Trash Fire was the first feature film to screen at the Knoxville Horror Film Fest this past weekend and was among my most anticipated of the line-up. Serving as an excellent way to kick off the event, the third feature from Richard (Ricky) Bates Jr. definitely did not disappoint. In fact, it would go on to win the Audience and the Palm d’Gore (Best Feature Film) Awards. It also won Angela Trimbur; the award for Best Actress at the Fest. You can check out all the winners here if you’re interested. 

Trash Fire is largely a return to form, and in some ways perhaps exceeds the modern classic that put [Bates] on the map.

Bates, best known for 2012’s excellent Excision, has delivered another experience on par with it. While only his second film, Suburban Gothic was not without its charms, Trash Fire is largely a return to form, and in some ways perhaps exceeds the modern classic that put him on the map.

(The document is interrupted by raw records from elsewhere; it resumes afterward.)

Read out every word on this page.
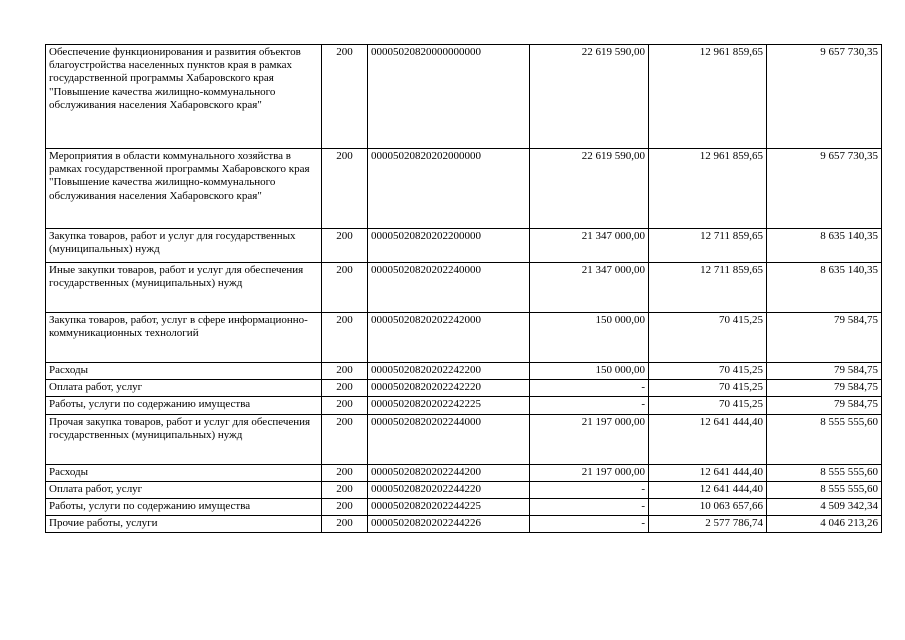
Обеспечение функционирования и развития объектов благоустройства населенных пунктов края в рамках государственной программы Хабаровского края "Повышение качества жилищно-коммунального обслуживания населения Хабаровского края"	200	00005020820000000000	22 619 590,00	12 961 859,65	9 657 730,35
Мероприятия в области коммунального хозяйства в рамках государственной программы Хабаровского края "Повышение качества жилищно-коммунального обслуживания населения Хабаровского края"	200	00005020820202000000	22 619 590,00	12 961 859,65	9 657 730,35
Закупка товаров, работ и услуг для государственных (муниципальных) нужд	200	00005020820202200000	21 347 000,00	12 711 859,65	8 635 140,35
Иные закупки товаров, работ и услуг для обеспечения государственных (муниципальных) нужд	200	00005020820202240000	21 347 000,00	12 711 859,65	8 635 140,35
Закупка товаров, работ, услуг в сфере информационно-коммуникационных технологий	200	00005020820202242000	150 000,00	70 415,25	79 584,75
Расходы	200	00005020820202242200	150 000,00	70 415,25	79 584,75
Оплата работ, услуг	200	00005020820202242220	-	70 415,25	79 584,75
Работы, услуги по содержанию имущества	200	00005020820202242225	-	70 415,25	79 584,75
Прочая закупка товаров, работ и услуг для обеспечения государственных (муниципальных) нужд	200	00005020820202244000	21 197 000,00	12 641 444,40	8 555 555,60
Расходы	200	00005020820202244200	21 197 000,00	12 641 444,40	8 555 555,60
Оплата работ, услуг	200	00005020820202244220	-	12 641 444,40	8 555 555,60
Работы, услуги по содержанию имущества	200	00005020820202244225	-	10 063 657,66	4 509 342,34
Прочие работы, услуги	200	00005020820202244226	-	2 577 786,74	4 046 213,26
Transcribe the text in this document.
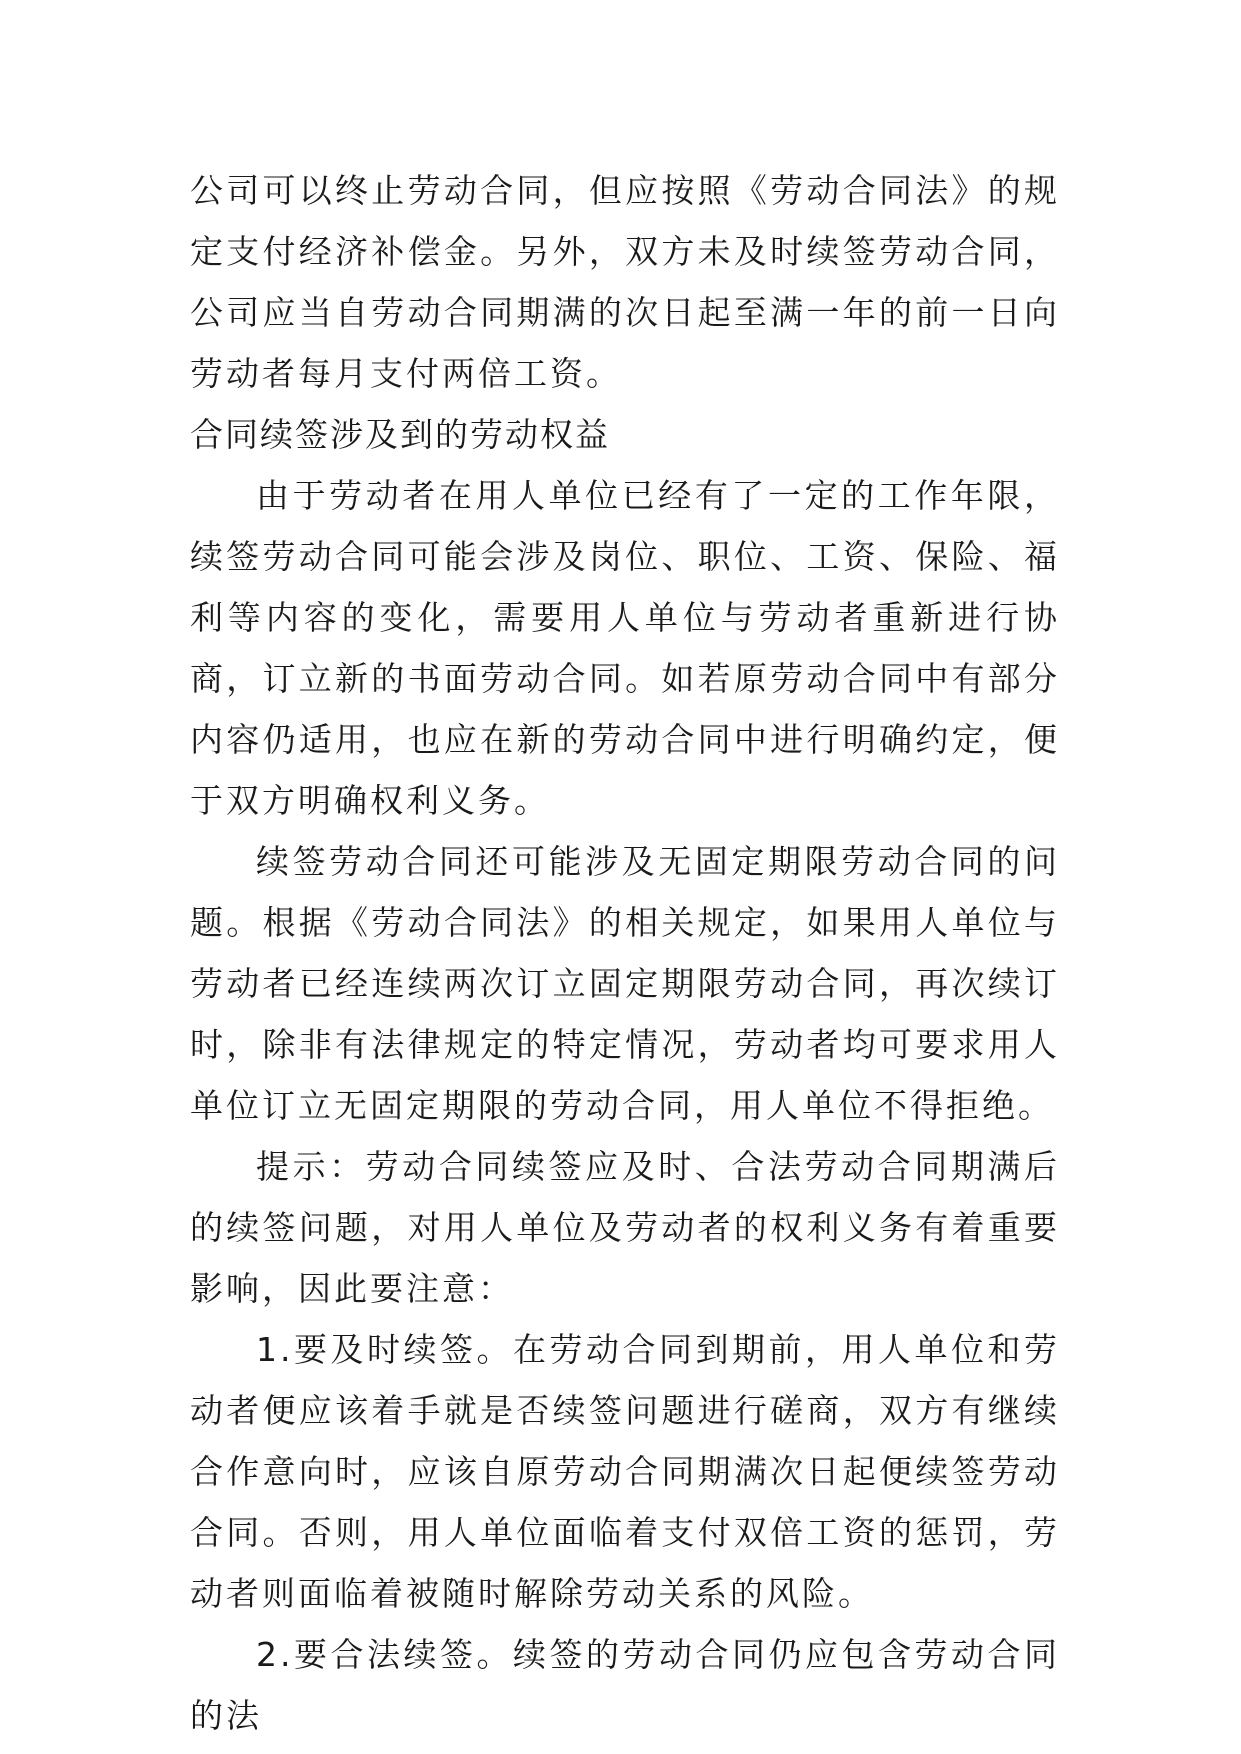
公司可以终止劳动合同，但应按照《劳动合同法》的规定支付经济补偿金。另外，双方未及时续签劳动合同，公司应当自劳动合同期满的次日起至满一年的前一日向劳动者每月支付两倍工资。

合同续签涉及到的劳动权益

由于劳动者在用人单位已经有了一定的工作年限，续签劳动合同可能会涉及岗位、职位、工资、保险、福利等内容的变化，需要用人单位与劳动者重新进行协商，订立新的书面劳动合同。如若原劳动合同中有部分内容仍适用，也应在新的劳动合同中进行明确约定，便于双方明确权利义务。

续签劳动合同还可能涉及无固定期限劳动合同的问题。根据《劳动合同法》的相关规定，如果用人单位与劳动者已经连续两次订立固定期限劳动合同，再次续订时，除非有法律规定的特定情况，劳动者均可要求用人单位订立无固定期限的劳动合同，用人单位不得拒绝。

提示：劳动合同续签应及时、合法劳动合同期满后的续签问题，对用人单位及劳动者的权利义务有着重要影响，因此要注意：

1.要及时续签。在劳动合同到期前，用人单位和劳动者便应该着手就是否续签问题进行磋商，双方有继续合作意向时，应该自原劳动合同期满次日起便续签劳动合同。否则，用人单位面临着支付双倍工资的惩罚，劳动者则面临着被随时解除劳动关系的风险。

2.要合法续签。续签的劳动合同仍应包含劳动合同的法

Bates wrote and directed Trash Fire just as he did Excision (He co-wrote Suburban Gothic. I wonder if there’s something to that). It’s certainly well-directed, but what stands out above all else with this one is the writing. Bates has described Trash Fire as a very personal movie in past interviews, and it very much shows in the dialogue, which is darkly hilarious at times, depressing at others, and sometimes downright shocking. It is in this area in particular that I feel Bates really has grown as a filmmaker.

Trash Fire tells the story of Owen (Adrian Grenier) and Isabel (Trimbur), who while struggling to save their strained relationship at a particularly important juncture, pay a visit to Owen’s estranged grandmother Violet (Fionnula Flanagan), who keeps his younger sister Pearl (AnnaLynne McCord) after their parents died in a fire years prior. I don’t want to go too deep into the plot here, but I’ll say Violet makes an evening with Carrie White’s mother sound like a walk in the park.

These are very well developed characters who are also incredibly entertaining, even while some of them are saying and/or doing vile things. 

The movie is very much about relationships; primarily the one between Owen and Isabel, but also the ones between Owen and his sister, and between Violet and both grandchildren. While it’s a much smaller part of the plot, there are some very entertaining scenes dealing with the relationship between Isabel’s brother Caleb (Matthew Gray Gubler) and the two of them. Like Excision, Trash Fire also does its share of church-skewering, though this time around it’s a much bigger part of the story.

While I can’t praise the dialogue of this movie enough, dialogue is really only as good as its delivery, and this cast knocks it out of the park. Grenier is particularly strong as the lead, and as previously mentioned, Trimbur’s performance earned her an award. The supporting cast all do a fine job as well.

The fact that Trash Fire does rely so heavily on dialogue could turn off certain types of viewers, but these are very well developed characters who are also incredibly entertaining, even while some of them are saying and/or doing vile things.

Trash Fire is both funny and harrowing, which is a difficult combination to pull off, and this does it as well as anything in recent memory.